PHOTO | FILE Justice minister Eugene Wamalwa (right) and TJRC chairman Bethwel Kiplagat address a press conference on July 31, 2012, when the commission, asked for additional time to compile their report.

What you need to know:

  • Since the expiry of their term, staff at TJRC offices have been uncertain about their future.
  • With two days to the expiry of its term, the TJRC hosted a section of MPs at a hotel in Mombasa to lobby them to give them nine more months.
  • The TJRC had formally invited MPs to the Mombasa meeting through the Speaker.

The term of the Truth, Justice and Reconciliation Commission (TJRC) might be extended by a further nine months although it is yet to hand in its findings four years down the line.

Another new lease on life for the commission, whose public support waned almost immediately after it assumed office due to wrangling, is meant to enable the team to finish its report.

“Their time has expired, and they have sought an extension which, as a committee, we are considering and we will present their case once Parliament reopens,” said Parliament’s Justice and Legal Affairs Committee vice-chairman Njoroge Baiya.

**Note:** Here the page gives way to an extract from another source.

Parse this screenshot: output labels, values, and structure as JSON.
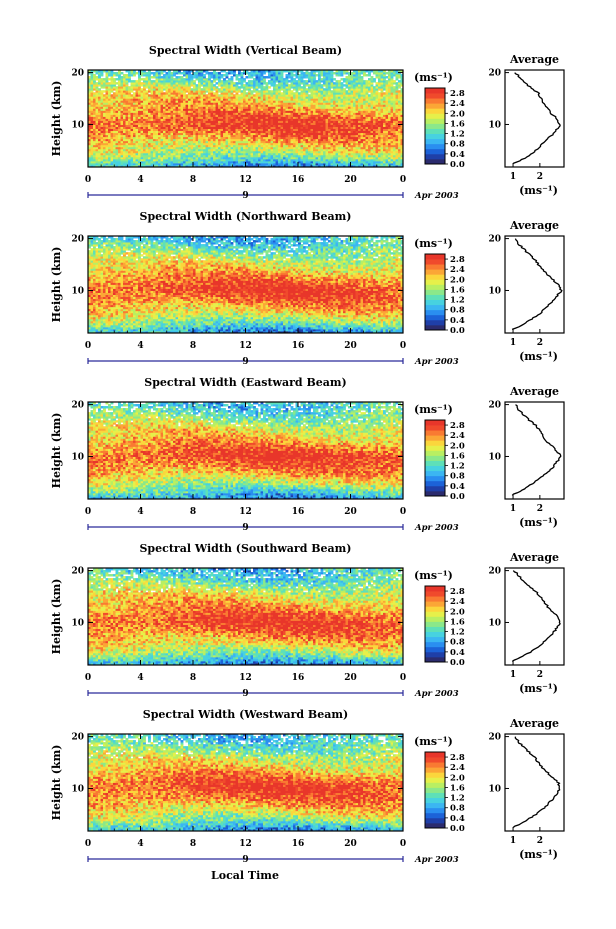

Although Mr Baiya and chairman of the Constitutional Implementation Oversight Committee Abdikadir Mohammed led in the rejection of an extension of the term for TJRC early last month, there seems to have been a change of heart.

Parliament began a six-week recess on October 11 and resumes on November 20, giving it 55 days to conclude pending business before January 15 when its term expires. When the MPs come back, they will be asked to consider TJRC’s application.

With two days to the expiry of its term, the TJRC hosted a section of MPs at a hotel in Mombasa to lobby them to give them nine more months. The TJRC had formally invited MPs to the Mombasa meeting through the Speaker.

The commission did not confirm to the Sunday Nation how many MPs attended the meeting, but there were said to have been 61. Mr Baiya said the committee saw no need to attend the meeting, but this did not mean they were not taking TJRC’s application seriously.

“TJRC is part of Agenda Four items to address part of injustices and it’s a process that the country has invested a lot in. It will be undesirable if they do not finish their work,” the MP said.

Since the expiry of their term, staff at TJRC offices have been uncertain about their future.

“Like everyone else, we are also waiting for a verdict about the extension from Parliament,” said an official, Tabitha Njoka.

TJRC was formed in 2008 as part of Agenda Four of the National Accord with a specific and self-explanatory mandate but is yet to hand in a report.

It was initially given a two-year term. After the expiry of its mandate last year, it has requested and been granted three other extensions.

The mandate was previously extended by nine months, then by another six months which expired on May 3 before they were given another three-month extension. (READ: Truth team asks for more time)

When they were seeking the second extension, the team told MPs that all they needed was just a few days to conclude their report.

On October 3, MPs rejected their plea for more time, saying the team was notorious for seeking extensions but had always failed to do its job.

The Muslim Human Rights Forum has urged Kenyans to reject these manoeuvres by the TJRC and a group of MPs with a notoriety for being “guns for hire” and demanded that the commission be wound up.

The commission received 40,098 statements and 1529 memoranda from individuals and groups.

The forum’s chairman Al-Amin Kimathi said that granting the extension would be “tantamount to rewarding complacency, ineptitude and wastage of public funds”.